The second instruction of PLT0 then jumps to the address (indirection) saved in got[2], which is the entrance to the _dl_runtime_resolve function.
_dl_runtime_resolve is defined as follows:

_DL_RUNTIME_RESOLVE:PUSHL%eax # Preserve registers otherwise clobbered.  PUSHL%ecx PUSHL%edx/* Save value for Register */MOVL (%ESP),%edx # Copy args pushed by PLT in register.  Note MOVL (%ESP),%eax # that ' fixup ' takes it parameters in regs.
    /* Offset the puts function address that was previously pressed into the stack in the Got table entry and the address of the shared library list as the parameter */Call _dl_fixup # Resolver.  
    POPL%edx # Get Register content back.  POPL%ECX/* Recovery Register Value */Xchgl%eax, (%ESP) # Get%eax contents end Store function address.
    /* Press the return value onto the stack (the return value is passed through the register eax, the return value is the absolute address of the puts function) and restores the original value of the register EAX */ret $8 # Jump to function address. /* Jump to puts and revoke the two parameters () of the _dl_fixup function that originally pressed into the stack. */

Contact Us

The content source of this page is from Internet, which doesn't represent Alibaba Cloud's opinion; products and services mentioned on that page don't have any relationship with Alibaba Cloud. If the content of the page makes you feel confusing, please write us an email, we will handle the problem within 5 days after receiving your email.

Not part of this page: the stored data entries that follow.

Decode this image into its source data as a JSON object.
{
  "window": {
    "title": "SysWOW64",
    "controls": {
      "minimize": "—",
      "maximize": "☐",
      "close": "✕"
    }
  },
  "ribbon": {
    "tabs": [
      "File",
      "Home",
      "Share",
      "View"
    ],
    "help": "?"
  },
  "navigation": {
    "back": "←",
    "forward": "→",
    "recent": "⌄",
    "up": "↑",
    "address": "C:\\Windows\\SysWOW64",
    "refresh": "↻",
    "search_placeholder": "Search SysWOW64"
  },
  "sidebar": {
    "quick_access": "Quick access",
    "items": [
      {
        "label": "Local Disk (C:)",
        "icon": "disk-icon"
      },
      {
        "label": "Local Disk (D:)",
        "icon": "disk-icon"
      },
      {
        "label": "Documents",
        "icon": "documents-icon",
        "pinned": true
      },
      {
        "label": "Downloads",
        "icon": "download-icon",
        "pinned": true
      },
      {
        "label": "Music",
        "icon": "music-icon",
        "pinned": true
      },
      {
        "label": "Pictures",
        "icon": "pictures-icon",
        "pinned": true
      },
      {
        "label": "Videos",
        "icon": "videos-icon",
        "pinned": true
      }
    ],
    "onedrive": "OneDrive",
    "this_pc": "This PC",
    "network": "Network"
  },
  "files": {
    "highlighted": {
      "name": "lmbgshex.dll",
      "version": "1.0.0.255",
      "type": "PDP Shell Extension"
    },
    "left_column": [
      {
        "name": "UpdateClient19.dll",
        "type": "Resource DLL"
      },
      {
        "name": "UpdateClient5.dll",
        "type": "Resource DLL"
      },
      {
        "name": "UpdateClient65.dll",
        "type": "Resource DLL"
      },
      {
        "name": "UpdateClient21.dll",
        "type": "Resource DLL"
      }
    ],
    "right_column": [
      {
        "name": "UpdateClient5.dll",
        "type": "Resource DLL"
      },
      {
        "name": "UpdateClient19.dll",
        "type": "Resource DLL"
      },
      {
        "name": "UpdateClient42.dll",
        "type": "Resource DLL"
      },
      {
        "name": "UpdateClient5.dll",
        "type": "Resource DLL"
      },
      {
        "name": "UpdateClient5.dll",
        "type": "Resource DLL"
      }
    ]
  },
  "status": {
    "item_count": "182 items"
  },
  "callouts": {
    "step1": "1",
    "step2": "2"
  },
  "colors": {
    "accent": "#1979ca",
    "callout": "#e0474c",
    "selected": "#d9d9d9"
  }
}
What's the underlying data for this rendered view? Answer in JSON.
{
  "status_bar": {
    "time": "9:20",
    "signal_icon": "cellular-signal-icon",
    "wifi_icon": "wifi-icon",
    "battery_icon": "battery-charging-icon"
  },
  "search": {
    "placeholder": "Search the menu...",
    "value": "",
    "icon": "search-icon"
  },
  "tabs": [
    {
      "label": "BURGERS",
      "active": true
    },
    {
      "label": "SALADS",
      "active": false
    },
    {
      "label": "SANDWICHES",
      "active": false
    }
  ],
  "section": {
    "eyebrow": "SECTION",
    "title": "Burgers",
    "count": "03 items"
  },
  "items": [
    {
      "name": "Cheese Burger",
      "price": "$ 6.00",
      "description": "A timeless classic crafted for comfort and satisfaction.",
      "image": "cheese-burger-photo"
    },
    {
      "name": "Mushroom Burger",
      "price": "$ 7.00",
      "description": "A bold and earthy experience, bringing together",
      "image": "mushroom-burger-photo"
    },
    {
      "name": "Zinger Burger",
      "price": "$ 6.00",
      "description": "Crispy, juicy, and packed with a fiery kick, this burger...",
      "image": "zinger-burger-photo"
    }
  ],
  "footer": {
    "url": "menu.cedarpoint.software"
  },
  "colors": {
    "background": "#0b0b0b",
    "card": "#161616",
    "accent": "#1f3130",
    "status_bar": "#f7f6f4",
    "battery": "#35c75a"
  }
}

If you find any instances of plagiarism from the community, please send an email to: info-contact@alibabacloud.com and provide relevant evidence. A staff member will contact you within 5 working days.

A Free Trial That Lets You Build Big!

Start building with 50+ products and up to 12 months usage for Elastic Compute Service

  • Sales Support

    1 on 1 presale consultation

  • After-Sales Support

    24/7 Technical Support 6 Free Tickets per Quarter Faster Response

  • Alibaba Cloud offers highly flexible support services tailored to meet your exact needs.